Many central banks around the world have been active interest rate increase in 2022 in hopes of curbing global inflation, which has skyrocketed from 3.2% at the beginning of 2020 to 8.8% today, according to the report. International Monetary Fund.
In the US, the Federal Reserve raised interest rates seven times this year, for a total increase of 4.25%—the highest in a year since 1980.
Tepper said that although Critics’ Chorus argued that central banks should slow down or pause rate hikes, he believes officials will continue to focus on fighting inflation.
“You have to believe them,” he said. “I think they are worried about the inflation rate going to 3.5%, 3.75%, 4%.”

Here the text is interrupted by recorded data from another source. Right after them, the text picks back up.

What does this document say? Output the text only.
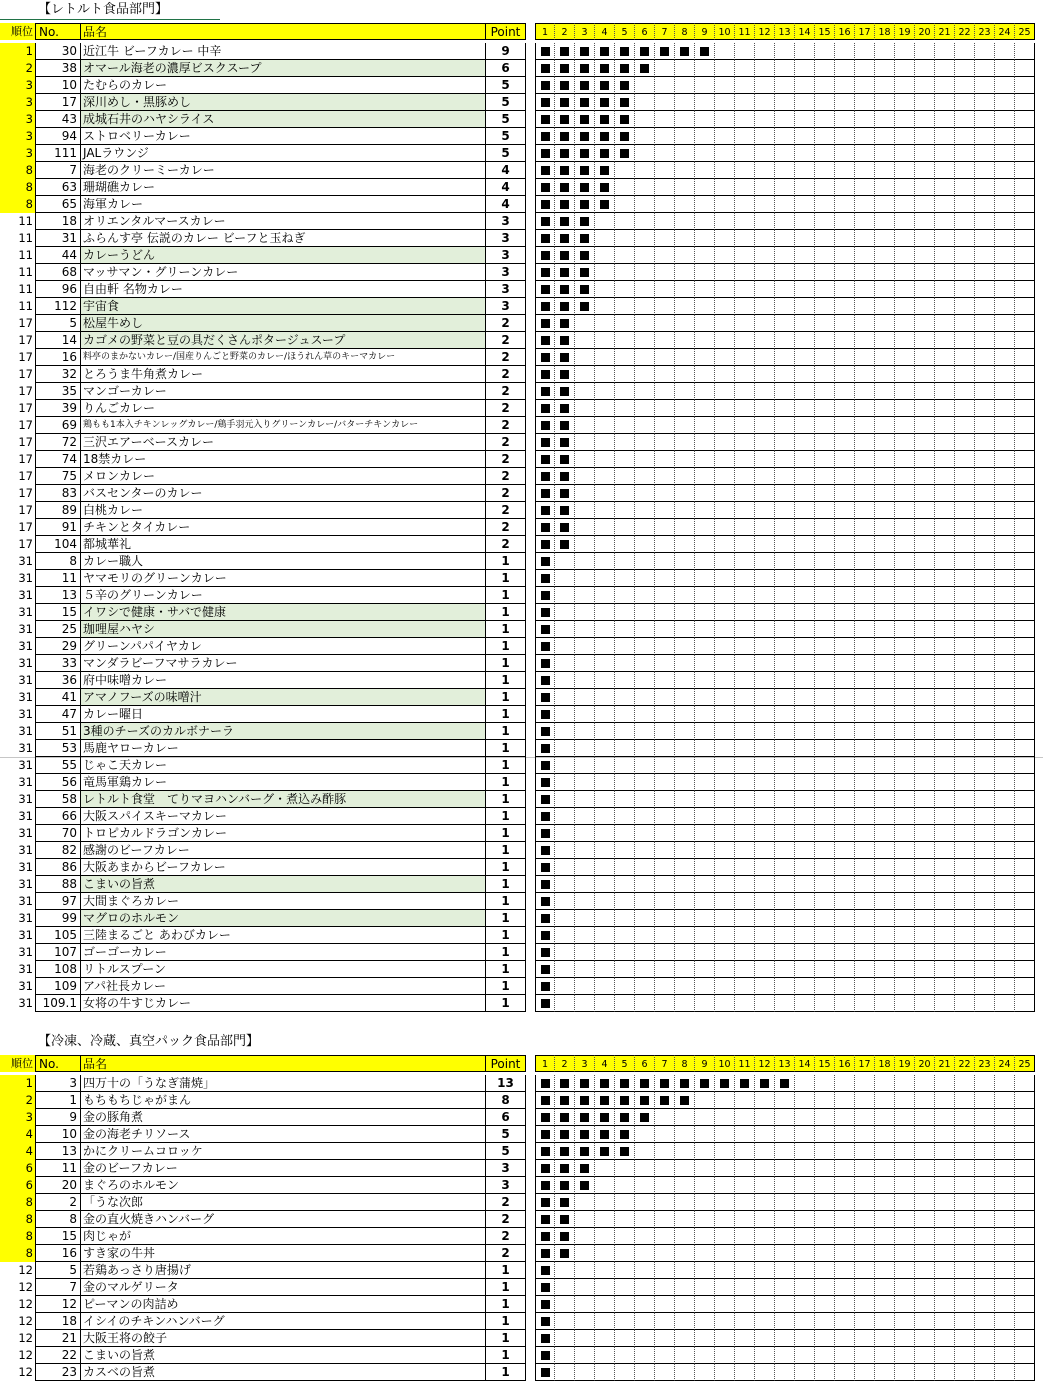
【レトルト食品部門】
【冷凍、冷蔵、真空パック食品部門】
順位 No.	品名	Point	1	2	3	4	5	6	7	8	9	10 11 12 13 14 15 16 17 18 19 20 21 22 23 24 25
1	30 近江牛 ビーフカレー 中辛	9
2	38 オマール海老の濃厚ビスクスープ	6
3	10 たむらのカレー	5
3	17 深川めし・黒豚めし	5
3	43 成城石井のハヤシライス	5
3	94 ストロベリーカレー	5
3	111 JALラウンジ	5
8	7 海老のクリーミーカレー	4
8	63 珊瑚礁カレー	4
8	65 海軍カレー	4
11	18 オリエンタルマースカレー	3
11	31 ふらんす亭 伝説のカレー ビーフと玉ねぎ	3
11	44 カレーうどん	3
11	68 マッサマン・グリーンカレー	3
11	96 自由軒 名物カレー	3
11	112 宇宙食	3
17	5 松屋牛めし	2
17	14 カゴメの野菜と豆の具だくさんポタージュスープ	2
17	16 料亭のまかないカレー/国産りんごと野菜のカレー/ほうれん草のキーマカレー	2
17	32 とろうま牛角煮カレー	2
17	35 マンゴーカレー	2
17	39 りんごカレー	2
17	69 鶏もも1本入チキンレッグカレー/鶏手羽元入りグリーンカレー/バターチキンカレー	2
17	72 三沢エアーベースカレー	2
17	74 18禁カレー	2
17	75 メロンカレー	2
17	83 バスセンターのカレー	2
17	89 白桃カレー	2
17	91 チキンとタイカレー	2
17	104 都城華礼	2
31	8 カレー職人	1
31	11 ヤマモリのグリーンカレー	1
31	13 ５辛のグリーンカレー	1
31	15 イワシで健康・サバで健康	1
31	25 珈哩屋ハヤシ	1
31	29 グリーンパパイヤカレ	1
31	33 マンダラビーフマサラカレー	1
31	36 府中味噌カレー	1
31	41 アマノフーズの味噌汁	1
31	47 カレー曜日	1
31	51 3種のチーズのカルボナーラ	1
31	53 馬鹿ヤローカレー	1
31	55 じゃこ天カレー	1
31	56 竜馬軍鶏カレー	1
31	58 レトルト食堂　てりマヨハンバーグ・煮込み酢豚	1
31	66 大阪スパイスキーマカレー	1
31	70 トロピカルドラゴンカレー	1
31	82 感謝のビーフカレー	1
31	86 大阪あまからビーフカレー	1
31	88 こまいの旨煮	1
31	97 大間まぐろカレー	1
31	99 マグロのホルモン	1
31	105 三陸まるごと あわびカレー	1
31	107 ゴーゴーカレー	1
31	108 リトルスプーン	1
31	109 アパ社長カレー	1
31 109.1 女将の牛すじカレー	1
順位 No.	品名	Point	1	2	3	4	5	6	7	8	9	10 11 12 13 14 15 16 17 18 19 20 21 22 23 24 25
1	3 四万十の「うなぎ蒲焼」	13
2	1 もちもちじゃがまん	8
3	9 金の豚角煮	6
4	10 金の海老チリソース	5
4	13 かにクリームコロッケ	5
6	11 金のビーフカレー	3
6	20 まぐろのホルモン	3
8	2 「うな次郎	2
8	8 金の直火焼きハンバーグ	2
8	15 肉じゃが	2
8	16 すき家の牛丼	2
12	5 若鶏あっさり唐揚げ	1
12	7 金のマルゲリータ	1
12	12 ピーマンの肉詰め	1
12	18 イシイのチキンハンバーグ	1
12	21 大阪王将の餃子	1
12	22 こまいの旨煮	1
12	23 カスベの旨煮	1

Some top minds on Wall Street have expressed concern that inflation may not fall below the central banks’ 2% target next year. Mohamed El-Erian, president of Queens’ College at the University of Cambridge, said last month that inflation could “stranded” at an uncomfortably high figure because of rising wages, supply chain problems and “a shift in globalization.”

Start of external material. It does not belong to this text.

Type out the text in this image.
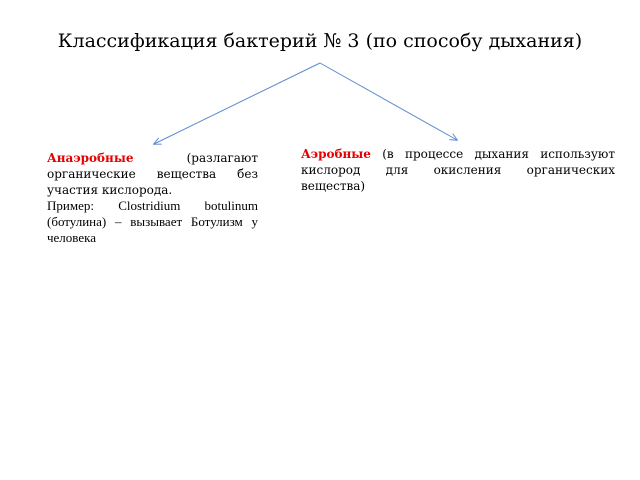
Классификация бактерий № 3 (по способу дыхания)

Анаэробные (разлагают органические вещества без участия кислорода.

Пример: Clostridium botulinum (ботулина) – вызывает Ботулизм у человека

Аэробные (в процессе дыхания используют кислород для окисления органических вещества)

In this environment of rising interest rates, Tepper questions whether the S&P 500 is trading at a reasonable earnings multiple.
An earnings multiple, or price-to-earnings ratio, is a way for investors to price a stock—or in this case an index like the S&P 500—based on a company’s earnings. And because rising interest rates can affect earnings, periods with higher interest rates tend to have lower earnings multiples for stocks.
“Why do we still set these multiples as high as when I had 1%? I have to put a realistic multiple for the market,” Tepper said on Thursday.
Today, the S&P 500 is trading around 17.8 times earnings were at 3,800, but Tepper noted that if that number falls only slightly to 16 times next year, the index could fall to 3,600.
The market will have to decide what the exact earnings multiplier should be for this new economic era, but if history is a guide, the situation could be even worse.
But Tepper pointed out that in 2010, the S&P 500 traded at about 12 times earnings when interest rates close to zero after the Great Financial Crisis of 2008. Therefore, with current interest rates, the current multiplier of the index is likely to fall sharply.
“So that’s the question of the stock market right now. What should be the multiple?” Tepper said.
And with the Federal Reserve continuing to raise interest rates, stocks also face another risk.
“Surname [the Federal Reserve] Can’t say for sure, but maybe there’s going to be a mini-recession,” Tepper said.